Protecting immigrant children: the last acts of a hero and civil rights icon
Hours before he died last week, Rep. Elijah E. Cummings (D-MD) performed what might have been his final official act while in office. According to CNN, aides to Cummings drove from the U.S. Capitol to Baltimore so that he could sign two subpoenas related to an investigation into the Trump Administration’s policy on whether seriously ill immigrants, including immigrant children, may remain in the U.S. for medical treatment.
“Chairman Cummings felt so strongly about the children, that he was going to fight until the end,” an aide explained.
The subpoenas, signed by Cummings as part of his role as Chairman of the House Oversight and Reform Committee, were issued to Ken Cuccinelli, Acting Director of the U.S. Citizenship and Immigration Services (USCIS) and, and Matthew Albence, Acting Director of Immigration and Customs Enforcement (ICE). The two officials have agreed to testify voluntarily before House Oversight and Reform this Thursday, Oct. 24, but still have not provided documents demanded by Cummings to be submitted by noon this past Monday, Oct. 21.

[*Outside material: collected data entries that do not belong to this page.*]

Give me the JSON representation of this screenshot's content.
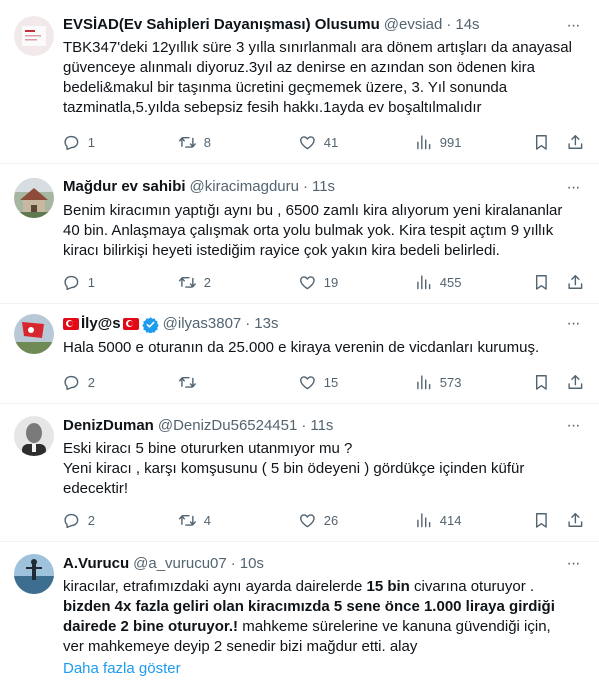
{
  "tweets": [
    {
      "name": "EVSİAD(Ev Sahipleri Dayanışması) Olusumu",
      "handle": "@evsiad",
      "time": "14s",
      "lines": [
        "TBK347'deki 12yıllık süre 3 yılla sınırlanmalı ara dönem artışları da anayasal",
        "güvenceye alınmalı diyoruz.3yıl az denirse en azından son ödenen kira",
        "bedeli&makul bir taşınma ücretini geçmemek üzere, 3. Yıl sonunda",
        "tazminatla,5.yılda  sebepsiz fesih hakkı.1ayda ev boşaltılmalıdır"
      ],
      "replies": "1",
      "retweets": "8",
      "likes": "41",
      "views": "991"
    },
    {
      "name": "Mağdur ev sahibi",
      "handle": "@kiracimagduru",
      "time": "11s",
      "lines": [
        "Benim kiracımın yaptığı aynı bu , 6500 zamlı kira alıyorum yeni kiralananlar",
        "40 bin.  Anlaşmaya çalışmak orta yolu bulmak yok. Kira tespit açtım 9 yıllık",
        "kiracı bilirkişi heyeti istediğim rayice çok yakın kira bedeli belirledi."
      ],
      "replies": "1",
      "retweets": "2",
      "likes": "19",
      "views": "455"
    },
    {
      "name": "İly@s",
      "handle": "@ilyas3807",
      "time": "13s",
      "lines": [
        "Hala 5000 e oturanın da 25.000 e kiraya verenin de vicdanları kurumuş."
      ],
      "replies": "2",
      "retweets": "",
      "likes": "15",
      "views": "573"
    },
    {
      "name": "DenizDuman",
      "handle": "@DenizDu56524451",
      "time": "11s",
      "lines": [
        "Eski kiracı 5 bine otururken utanmıyor mu ?",
        "Yeni kiracı , karşı  komşusunu ( 5 bin ödeyeni ) gördükçe  içinden küfür",
        "edecektir!"
      ],
      "replies": "2",
      "retweets": "4",
      "likes": "26",
      "views": "414"
    },
    {
      "name": "A.Vurucu",
      "handle": "@a_vurucu07",
      "time": "10s",
      "line1_pre": "kiracılar, etrafımızdaki aynı ayarda dairelerde ",
      "line1_bold": "15 bin",
      "line1_post": " civarına oturuyor .",
      "line2_bold": "bizden 4x fazla geliri olan kiracımızda 5 sene önce 1.000 liraya girdiği",
      "line3_bold": "dairede  2 bine oturuyor.!",
      "line3_post": " mahkeme sürelerine ve kanuna  güvendiği için,",
      "line4": "ver mahkemeye deyip 2 senedir bizi mağdur etti. alay",
      "show_more": "Daha fazla göster"
    }
  ],
  "separator": "·",
  "more_glyph": "···",
  "colors": {
    "text": "#0f1419",
    "muted": "#536471",
    "link": "#1d9bf0",
    "divider": "#eff3f4"
  },
  "icons": [
    "reply-icon",
    "retweet-icon",
    "like-icon",
    "views-icon",
    "bookmark-icon",
    "share-icon",
    "more-icon",
    "verified-badge-icon",
    "turkish-flag-icon"
  ]
}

Back in August, immigrant families with very sick children began receiving letters from the federal government informing them that their application to stay in the U.S. under medical deferred action had been denied, and they had 33 days to leave the country, meaning their children would have to forgo additional medical treatment. The children suffered from cancer, muscular dystrophy, cystic fibrosis, heart disease, HIV, and other life-threatening ailments.
After news of the letters broke, the Trump Administration backtracked, saying the families would be allowed to remain in the U.S. However, the Administration has been unable to state what will happen with future applications for medical deferred status, and has broadly hinted that few applications will be approved.
At a hearing last month, two Department of Homeland Security Officials, Timothy S. Robbins, Acting Associate Director of Enforcement and Removal Operations, and Daniel Renaud, Associate Director, Field Operations Directorate, would not answer the following questions:
Who came up with the policy?
What was the reason for the policy?
Did it come from the White House?
What section of DHS issued the directive?
Is there even an official policy in writing somewhere?
Did anyone think to calculate the potential loss of life?
The testimony, such as it was, came before the Subcommittee on Civil Rights and Civil Liberties, chaired by Rep. Jamie Raskin (D-MD). In announcing last week that Cuccinelli and Albence would testify this Thursday, Raskin lashed out at the Administration’s attempts to stonewall.
“This debacle is another installment in the Trump Administration’s long-running mistreatment of immigrants and abuse of our laws,” Raskin said in a news release issued by House Oversight and Reform. “Despite the proclaimed reversal of this cruel policy, the process remains clouded in secrecy, and affected families still do not know if their requests will be adjudicated fairly. We have a duty to find out who was responsible for this decision and how requests will be handled for these children and their families going forward.”
Perhaps – in honor of Rep. Cummings and in support of the immigrants receiving desperately needed medical care in the U.S. now and in the future – some answers finally will be forthcoming.